ようやく艦橋にもどってきた山本さんも、おれの隣で腕を組み、報告を聞いていた。
「南雲くん、飛行士たちはよくやってくれたよ。あれだけの猛攻を受けて、この航空母艦が無事だったのは奇跡じゃないか」
「そうですね……ずいぶん機銃ではやられましたが」
おれは甲板で修復の作業を行う兵士だちを見おろす。穴を塞ぎ、鉄板を敷き、破壊されたフック止め具を応急修理しているようだ。
「それで、救助できたのは?」
「現在までで二十三名。ただし、これは継続中であります。明日も夜半までは捜索を続けます」
「うん、たのんだぞ」
おれはすばやく計算する。今回の出撃は迎撃ばかりだったから、ほとんどが一人乗りの戦闘機だ。つまり、五十三機はほぼそのまま墜とされた人数で、すくなくとも、三十名が犠牲になったことになる。
「不知火の船員はどうだ?」
「むろん海に投げ出されたものは全員救助しました。被雷した際の死者は機関部の九名です」
「よく沈まなかったよなあ」
窓から後方を見る。
そこには、乗員二百五十名に満たないあの駆逐艦不知火が、やや後方へ傾きながらも自力で浮かんでいた。

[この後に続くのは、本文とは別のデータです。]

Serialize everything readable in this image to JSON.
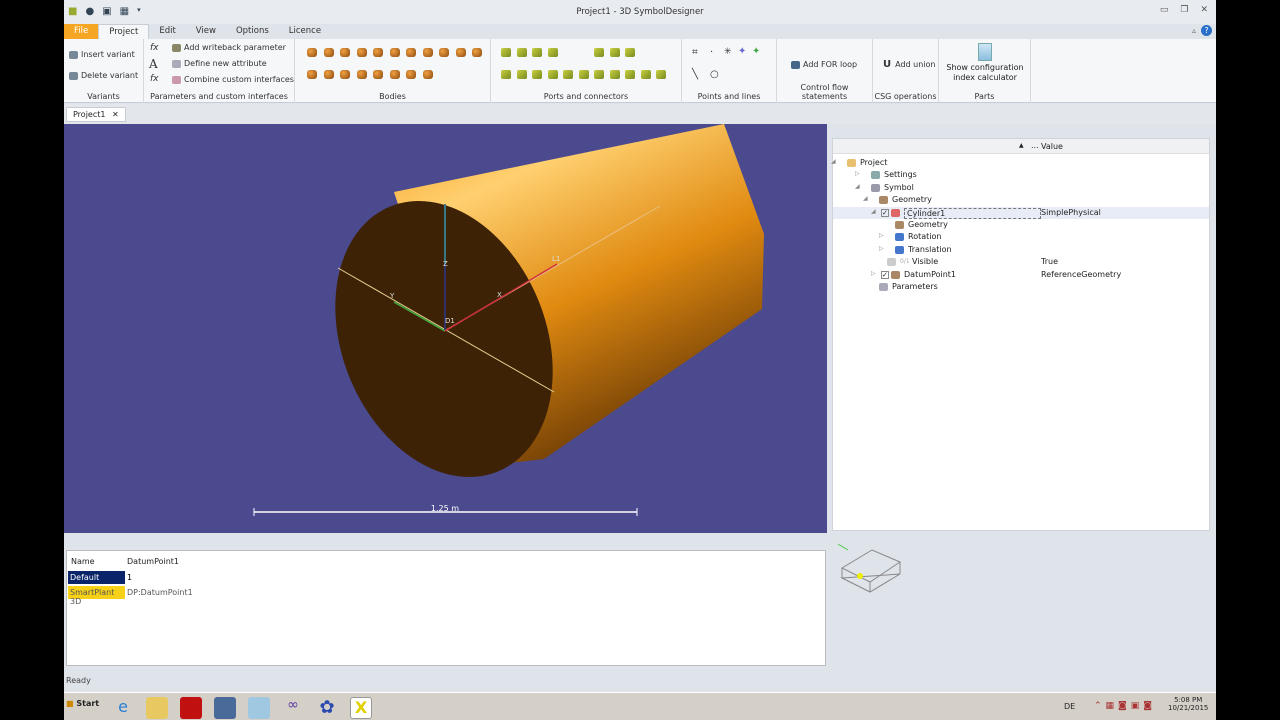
{
  "window": {
    "title": "Project1 - 3D SymbolDesigner"
  },
  "menu_tabs": [
    "File",
    "Project",
    "Edit",
    "View",
    "Options",
    "Licence"
  ],
  "ribbon": {
    "variants": {
      "label": "Variants",
      "insert": "Insert variant",
      "delete": "Delete variant"
    },
    "parameters": {
      "label": "Parameters and custom interfaces",
      "add_writeback": "Add writeback parameter",
      "define_attr": "Define new attribute",
      "combine": "Combine custom interfaces"
    },
    "bodies": {
      "label": "Bodies"
    },
    "ports": {
      "label": "Ports and connectors"
    },
    "points": {
      "label": "Points and lines"
    },
    "control": {
      "label": "Control flow statements",
      "add_for": "Add FOR loop"
    },
    "csg": {
      "label": "CSG operations",
      "add_union": "Add union"
    },
    "parts": {
      "label": "Parts",
      "show_calc": "Show configuration index calculator"
    }
  },
  "doc_tab": "Project1",
  "viewport": {
    "labels": {
      "z": "Z",
      "y": "Y",
      "x": "X",
      "d1": "D1",
      "l1": "L1"
    },
    "scale": "1.25 m",
    "background": "#4b4a8e",
    "body_color": "#f08c10"
  },
  "tree": {
    "value_header": "Value",
    "dots": "...",
    "items": [
      {
        "label": "Project",
        "value": ""
      },
      {
        "label": "Settings",
        "value": ""
      },
      {
        "label": "Symbol",
        "value": ""
      },
      {
        "label": "Geometry",
        "value": ""
      },
      {
        "label": "Cylinder1",
        "value": "SimplePhysical"
      },
      {
        "label": "Geometry",
        "value": ""
      },
      {
        "label": "Rotation",
        "value": ""
      },
      {
        "label": "Translation",
        "value": ""
      },
      {
        "label": "Visible",
        "value": "True",
        "prefix": "0/1"
      },
      {
        "label": "DatumPoint1",
        "value": "ReferenceGeometry"
      },
      {
        "label": "Parameters",
        "value": ""
      }
    ]
  },
  "properties": {
    "header_name": "Name",
    "header_value": "DatumPoint1",
    "rows": [
      {
        "name": "Default",
        "value": "1"
      },
      {
        "name": "SmartPlant 3D",
        "value": "DP:DatumPoint1"
      }
    ]
  },
  "status": "Ready",
  "taskbar": {
    "start": "Start",
    "lang": "DE",
    "time": "5:08 PM",
    "date": "10/21/2015"
  }
}
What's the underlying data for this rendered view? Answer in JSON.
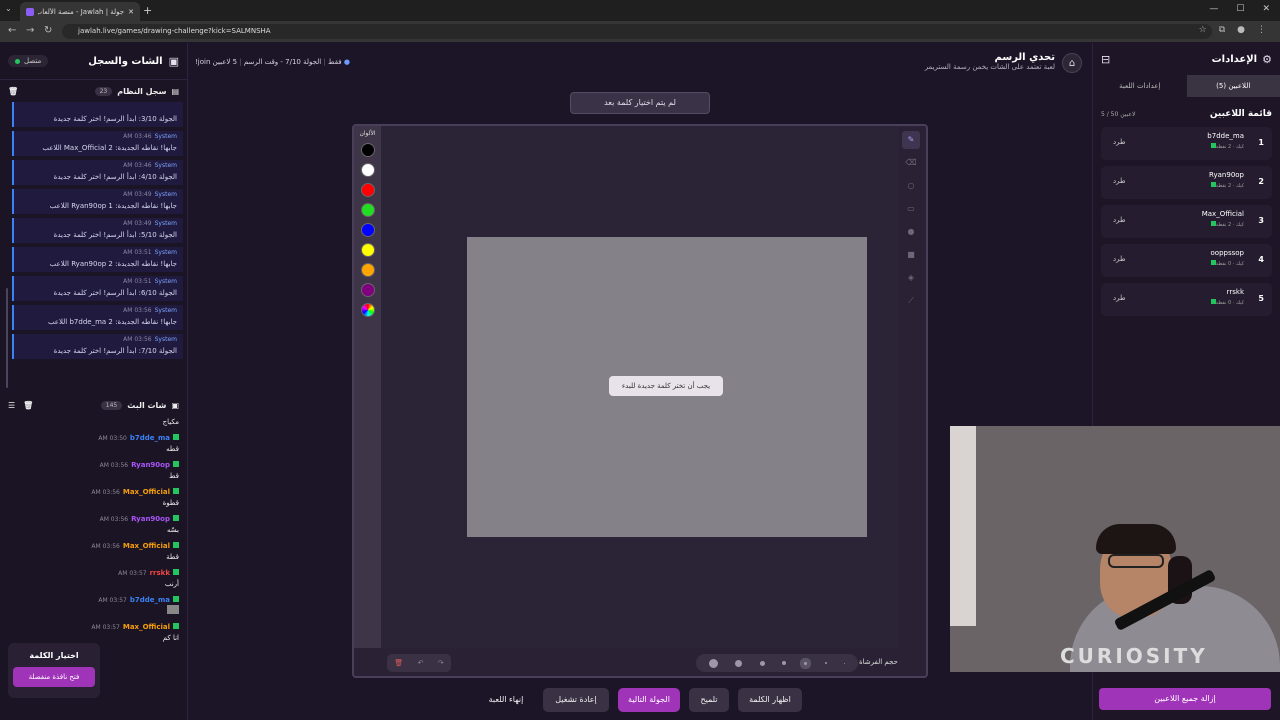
{
  "browser": {
    "tab_title": "جولة | Jawlah - منصة الألعاب الـ",
    "url": "jawlah.live/games/drawing-challenge?kick=SALMNSHA"
  },
  "left_panel": {
    "title": "الشات والسجل",
    "online_label": "متصل",
    "system_log": {
      "title": "سجل النظام",
      "count": "23",
      "entries": [
        {
          "meta": "",
          "sender": "",
          "text": "الجولة 3/10: ابدأ الرسم! اختر كلمة جديدة"
        },
        {
          "meta": "AM 03:46",
          "sender": "System",
          "text": "اللاعب Max_Official جابها! نقاطه الجديدة: 2"
        },
        {
          "meta": "AM 03:46",
          "sender": "System",
          "text": "الجولة 4/10: ابدأ الرسم! اختر كلمة جديدة"
        },
        {
          "meta": "AM 03:49",
          "sender": "System",
          "text": "اللاعب Ryan90op جابها! نقاطه الجديدة: 1"
        },
        {
          "meta": "AM 03:49",
          "sender": "System",
          "text": "الجولة 5/10: ابدأ الرسم! اختر كلمة جديدة"
        },
        {
          "meta": "AM 03:51",
          "sender": "System",
          "text": "اللاعب Ryan90op جابها! نقاطه الجديدة: 2"
        },
        {
          "meta": "AM 03:51",
          "sender": "System",
          "text": "الجولة 6/10: ابدأ الرسم! اختر كلمة جديدة"
        },
        {
          "meta": "AM 03:56",
          "sender": "System",
          "text": "اللاعب b7dde_ma جابها! نقاطه الجديدة: 2"
        },
        {
          "meta": "AM 03:56",
          "sender": "System",
          "text": "الجولة 7/10: ابدأ الرسم! اختر كلمة جديدة"
        }
      ]
    },
    "stream_chat": {
      "title": "شات البث",
      "count": "145",
      "messages": [
        {
          "user": "",
          "time": "",
          "color": "#e6e0ee",
          "text": "مكياج"
        },
        {
          "user": "b7dde_ma",
          "time": "AM 03:50",
          "color": "#3b82f6",
          "text": "قطه"
        },
        {
          "user": "Ryan90op",
          "time": "AM 03:56",
          "color": "#a855f7",
          "text": "قط"
        },
        {
          "user": "Max_Official",
          "time": "AM 03:56",
          "color": "#f59e0b",
          "text": "قطوة"
        },
        {
          "user": "Ryan90op",
          "time": "AM 03:56",
          "color": "#a855f7",
          "text": "بسّه"
        },
        {
          "user": "Max_Official",
          "time": "AM 03:56",
          "color": "#f59e0b",
          "text": "قطة"
        },
        {
          "user": "rrskk",
          "time": "AM 03:57",
          "color": "#ef4444",
          "text": "أرنب"
        },
        {
          "user": "b7dde_ma",
          "time": "AM 03:57",
          "color": "#3b82f6",
          "text": ""
        },
        {
          "user": "Max_Official",
          "time": "AM 03:57",
          "color": "#f59e0b",
          "text": "انا كم"
        }
      ]
    },
    "word_choice": {
      "title": "اختيار الكلمة",
      "button": "فتح نافذة منفصلة"
    }
  },
  "game": {
    "title": "تحدي الرسم",
    "subtitle": "لعبة تعتمد على الشات يخمن رسمة الستريمر",
    "players_info": "5 لاعبين",
    "round_info": "الجولة 7/10 - وقت الرسم",
    "join_info": "!join فقط",
    "notice": "لم يتم اختيار كلمة بعد",
    "palette_label": "الألوان",
    "colors": [
      "#000000",
      "#ffffff",
      "#ff0000",
      "#22dd22",
      "#0000ff",
      "#ffff00",
      "#ffa500",
      "#800080"
    ],
    "prompt": "يجب أن تختر كلمة جديدة للبدء",
    "brush_size_label": "حجم الفرشاة",
    "actions": {
      "end_game": "إنهاء اللعبة",
      "restart": "إعادة تشغيل",
      "next_round": "الجولة التالية",
      "hint": "تلميح",
      "show_word": "اظهار الكلمة"
    }
  },
  "right_panel": {
    "title": "الإعدادات",
    "tabs": [
      "اللاعبين (5)",
      "إعدادات اللعبة"
    ],
    "list_title": "قائمة اللاعبين",
    "list_count": "5 / 50 لاعبين",
    "kick_label": "طرد",
    "players": [
      {
        "rank": "1",
        "name": "b7dde_ma",
        "score": "كيك · 2 نقطة"
      },
      {
        "rank": "2",
        "name": "Ryan90op",
        "score": "كيك · 2 نقطة"
      },
      {
        "rank": "3",
        "name": "Max_Official",
        "score": "كيك · 2 نقطة"
      },
      {
        "rank": "4",
        "name": "ooppssop",
        "score": "كيك · 0 نقطة"
      },
      {
        "rank": "5",
        "name": "rrskk",
        "score": "كيك · 0 نقطة"
      }
    ],
    "remove_all": "إزالة جميع اللاعبين"
  },
  "webcam": {
    "shirt_text": "CURIOSITY"
  }
}
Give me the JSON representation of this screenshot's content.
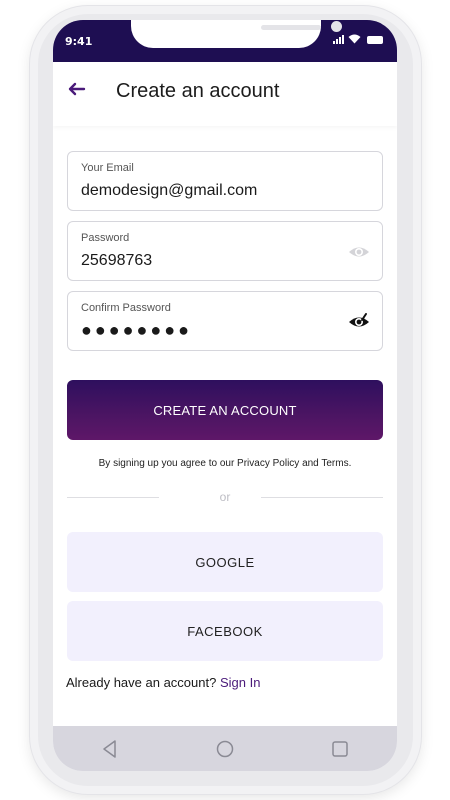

「亡くなった兵は残念だけど、不幸中の幸いってやつだな。うちの艦隊も、ダメコンがうまくなったもんだ」
「だめこん?」
「ダメージコントロールですよ山本長官。日本語なら……被害回復技術、ですかね?」
「被害回復技術」
なにか感心したように唸っている。
「なるほどな。破壊されないことと同じくらい、いや、それ以上に重要な技術ってことだな」
「空母隼鷹には桜庭という名物内務長がおりましてね。彼の助言でマニュアルを全艦隊に配備しました。同時にダメコンの要員を増やして、戦時には水没区域の封鎖や退避行動を統括させたんですよ」
「なんと。き、君という男は……」
攻めるばかりが戦争じゃないですよ、と喉まで出かかる。
気を取り直して大石にむきなおる。
「とにかく、遭難者の救助をしっかりたのむぞ。生きてるものは全員救い出せ」
「わかりました」
「晴嵐をもっと出そうか?」
山本さんが言う。
「お願いします。今回、晴嵐には大活躍ですよ……」
空母赤城の病院エリアでは、駆逐艦不知火の重傷者を筆頭に、負傷者や救助された兵士たちの治療が、行われていた。
そこにはあの田垣医師や比奈かずこの姿もあった。
「先生、み、みず、水をくれ」
「検査がすむまではいかん!我慢しなさい」
「誰か、母艦へ連絡してくれよ」
「わたくしがしておきましたわ。安心してくださいな」
「俺はなんともない。行くぞ」
「勝手にせい!」
「うーん、うーん」
ケガをしたものは、それぞれの姿で、処置を待っている。
その中に高橋赫一の姿があった。
疲労困憊とはいうものの、海水をしこたま飲んで眩暈に苦しんでいるだけだ。したがって治療と言っても、湿布を貼られた後は、白湯を飲まされ、ただ休めと言われた。
「……」
高橋の腕には米陸軍の腕時計がつけられている。
それは晴嵐の機内で、あのアメリカ兵と交換したものだ。
武装解除で、持ち物をすべて出せと言われた彼が、時計を外して高橋に差しだした。
そして高橋も――なぜそうしたのかは彼自身わからないが――思わず自分のものを外し、渡したのだった。
(あいつ、いつ帰れるんかいな?)
何年先になるかはわからない。
長ければ、この戦争が終わるまで、ずっと捕虜として収容され続けるだろう。飛行士などは特に返さないと聞いていた。
(ま、いいか)
と高橋は思った。
戦って、生き延びた。
それだけで、十分じゃないか。
(俺もいつ死ぬかわからん。こっちが先かもしれんしな)
高橋は腕時計を少しだけ眺め、それから、うとうとと眠りだした。